People take part in a protest against banking system in front of Generalitat Catalunya Palace (regional government) in Barcelona June 22, 2013. The banner reads,
People take part in a protest against banking system in front of Generalitat Catalunya Palace (regional government) in Barcelona June 22, 2013. The banner reads, "Consumer tide". (Photo: REUTERS)

Spain is mulling over whether it should siphon more money from its available bailout fund, to prop up its beleaguered nationalised banks, as the government struggles to sell-off Catalunya Banc and NCG Banco.

Economy Minister Luis de Guindos said in a radio interview that the government was in no rush to sell the two banks but it was exploring all options for the sale.

"The buyers always try to give the impression that things are worth less than what they are... We are convinced that these entities have value," said de Guindos.

"We have to do it at the right moment and the process must be competitive... We have five years to do it, there's no need to rush. I know there are some that want it to go quickly."

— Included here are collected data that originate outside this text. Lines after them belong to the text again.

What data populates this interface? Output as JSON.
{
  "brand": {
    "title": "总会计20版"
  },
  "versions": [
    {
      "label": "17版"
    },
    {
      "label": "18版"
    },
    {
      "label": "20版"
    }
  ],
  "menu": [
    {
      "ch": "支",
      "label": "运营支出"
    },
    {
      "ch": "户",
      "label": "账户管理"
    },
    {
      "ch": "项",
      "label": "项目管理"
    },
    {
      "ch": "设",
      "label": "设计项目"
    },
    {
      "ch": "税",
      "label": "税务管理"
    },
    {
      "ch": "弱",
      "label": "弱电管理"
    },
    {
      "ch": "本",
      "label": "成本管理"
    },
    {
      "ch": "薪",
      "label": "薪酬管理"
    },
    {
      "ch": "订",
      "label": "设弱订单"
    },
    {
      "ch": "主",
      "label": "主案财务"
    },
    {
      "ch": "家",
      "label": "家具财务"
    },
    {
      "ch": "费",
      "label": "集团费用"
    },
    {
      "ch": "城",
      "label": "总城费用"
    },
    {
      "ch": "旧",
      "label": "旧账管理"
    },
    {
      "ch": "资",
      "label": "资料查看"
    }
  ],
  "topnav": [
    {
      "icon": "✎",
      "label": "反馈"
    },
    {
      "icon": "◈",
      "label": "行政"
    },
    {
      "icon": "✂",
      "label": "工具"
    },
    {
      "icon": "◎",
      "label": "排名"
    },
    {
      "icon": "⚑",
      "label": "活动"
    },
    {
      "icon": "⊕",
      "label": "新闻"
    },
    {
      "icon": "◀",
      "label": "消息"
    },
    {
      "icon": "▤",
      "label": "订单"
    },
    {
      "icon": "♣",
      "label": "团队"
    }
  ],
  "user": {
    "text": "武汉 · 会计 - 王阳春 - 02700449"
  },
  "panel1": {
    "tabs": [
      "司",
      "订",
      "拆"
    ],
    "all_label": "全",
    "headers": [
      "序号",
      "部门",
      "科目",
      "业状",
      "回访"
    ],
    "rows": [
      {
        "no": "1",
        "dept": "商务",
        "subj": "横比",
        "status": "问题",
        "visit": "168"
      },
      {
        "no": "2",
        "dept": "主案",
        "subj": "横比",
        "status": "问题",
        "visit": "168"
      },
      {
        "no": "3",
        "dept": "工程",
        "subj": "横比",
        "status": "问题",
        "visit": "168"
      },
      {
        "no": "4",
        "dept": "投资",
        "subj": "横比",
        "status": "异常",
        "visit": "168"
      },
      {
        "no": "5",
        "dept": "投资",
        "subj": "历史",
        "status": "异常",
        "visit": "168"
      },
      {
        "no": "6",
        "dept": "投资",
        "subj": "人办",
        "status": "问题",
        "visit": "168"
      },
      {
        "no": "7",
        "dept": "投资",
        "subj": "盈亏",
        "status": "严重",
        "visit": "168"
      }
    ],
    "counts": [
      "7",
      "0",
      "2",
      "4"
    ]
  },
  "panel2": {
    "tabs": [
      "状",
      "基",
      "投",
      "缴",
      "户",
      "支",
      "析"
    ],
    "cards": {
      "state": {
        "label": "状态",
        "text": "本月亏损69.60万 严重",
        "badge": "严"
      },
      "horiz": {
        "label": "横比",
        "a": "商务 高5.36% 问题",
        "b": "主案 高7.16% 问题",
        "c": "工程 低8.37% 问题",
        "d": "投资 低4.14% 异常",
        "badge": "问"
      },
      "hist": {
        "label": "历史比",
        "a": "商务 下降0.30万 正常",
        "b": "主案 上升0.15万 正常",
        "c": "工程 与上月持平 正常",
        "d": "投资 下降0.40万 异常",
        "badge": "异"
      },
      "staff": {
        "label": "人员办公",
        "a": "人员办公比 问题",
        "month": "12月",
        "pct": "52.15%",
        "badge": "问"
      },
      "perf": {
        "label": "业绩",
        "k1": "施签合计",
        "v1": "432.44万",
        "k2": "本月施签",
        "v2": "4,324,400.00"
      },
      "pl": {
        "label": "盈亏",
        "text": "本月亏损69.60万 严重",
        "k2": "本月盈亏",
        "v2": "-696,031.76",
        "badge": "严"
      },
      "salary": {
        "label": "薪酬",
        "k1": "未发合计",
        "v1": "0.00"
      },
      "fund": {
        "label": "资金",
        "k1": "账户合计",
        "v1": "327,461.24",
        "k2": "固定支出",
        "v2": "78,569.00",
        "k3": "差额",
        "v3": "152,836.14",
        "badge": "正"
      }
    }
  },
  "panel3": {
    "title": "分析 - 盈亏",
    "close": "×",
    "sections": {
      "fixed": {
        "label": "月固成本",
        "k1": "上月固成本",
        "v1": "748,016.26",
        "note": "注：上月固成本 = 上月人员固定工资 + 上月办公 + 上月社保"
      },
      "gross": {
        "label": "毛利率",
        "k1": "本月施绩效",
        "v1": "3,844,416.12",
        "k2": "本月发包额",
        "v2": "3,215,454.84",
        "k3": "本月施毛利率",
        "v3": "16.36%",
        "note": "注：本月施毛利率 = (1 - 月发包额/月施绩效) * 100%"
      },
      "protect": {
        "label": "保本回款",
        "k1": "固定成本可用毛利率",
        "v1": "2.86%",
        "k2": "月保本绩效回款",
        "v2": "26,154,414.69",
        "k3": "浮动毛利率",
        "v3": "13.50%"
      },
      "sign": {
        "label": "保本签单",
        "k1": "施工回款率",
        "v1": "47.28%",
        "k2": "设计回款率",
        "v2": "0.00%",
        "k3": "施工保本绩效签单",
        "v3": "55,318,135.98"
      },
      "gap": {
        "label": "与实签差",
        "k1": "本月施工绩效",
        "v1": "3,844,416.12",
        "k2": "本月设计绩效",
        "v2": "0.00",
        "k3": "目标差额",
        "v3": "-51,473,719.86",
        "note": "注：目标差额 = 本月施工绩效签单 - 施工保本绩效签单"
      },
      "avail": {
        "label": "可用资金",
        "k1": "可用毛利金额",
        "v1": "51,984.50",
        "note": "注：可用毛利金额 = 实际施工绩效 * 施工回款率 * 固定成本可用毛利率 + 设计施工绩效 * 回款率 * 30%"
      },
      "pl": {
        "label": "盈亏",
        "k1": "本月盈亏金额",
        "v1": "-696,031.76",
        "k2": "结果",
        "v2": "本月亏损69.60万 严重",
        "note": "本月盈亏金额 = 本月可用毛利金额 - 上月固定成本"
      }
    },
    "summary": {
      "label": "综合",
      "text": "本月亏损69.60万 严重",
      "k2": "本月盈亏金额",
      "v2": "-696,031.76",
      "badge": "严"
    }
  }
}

Spain has injected 14 banks with €75bn (£64bn, $98bn) to stop them collapsing over the past four years. However, to cover the needs of the two state-owned banks in the near-term, it will need to draw down more of the €100bn aid line from Europe.

Markets have eyed the sale of Catalunya Banc and NCG Banco with urgency as rising loan defaults and more volatility on stock markets have exacerbated the banks' asset deterioration.

Although the two banks hold less than 10% of the Spanish market, they took some of the largest chunks of the €41bn rescue package, in the last year.

Analysts have blamed possible additional losses in Catalunya Banc, which range between €3bn - €4bn on souring loans to households and companies, for the lack of buyer uptake.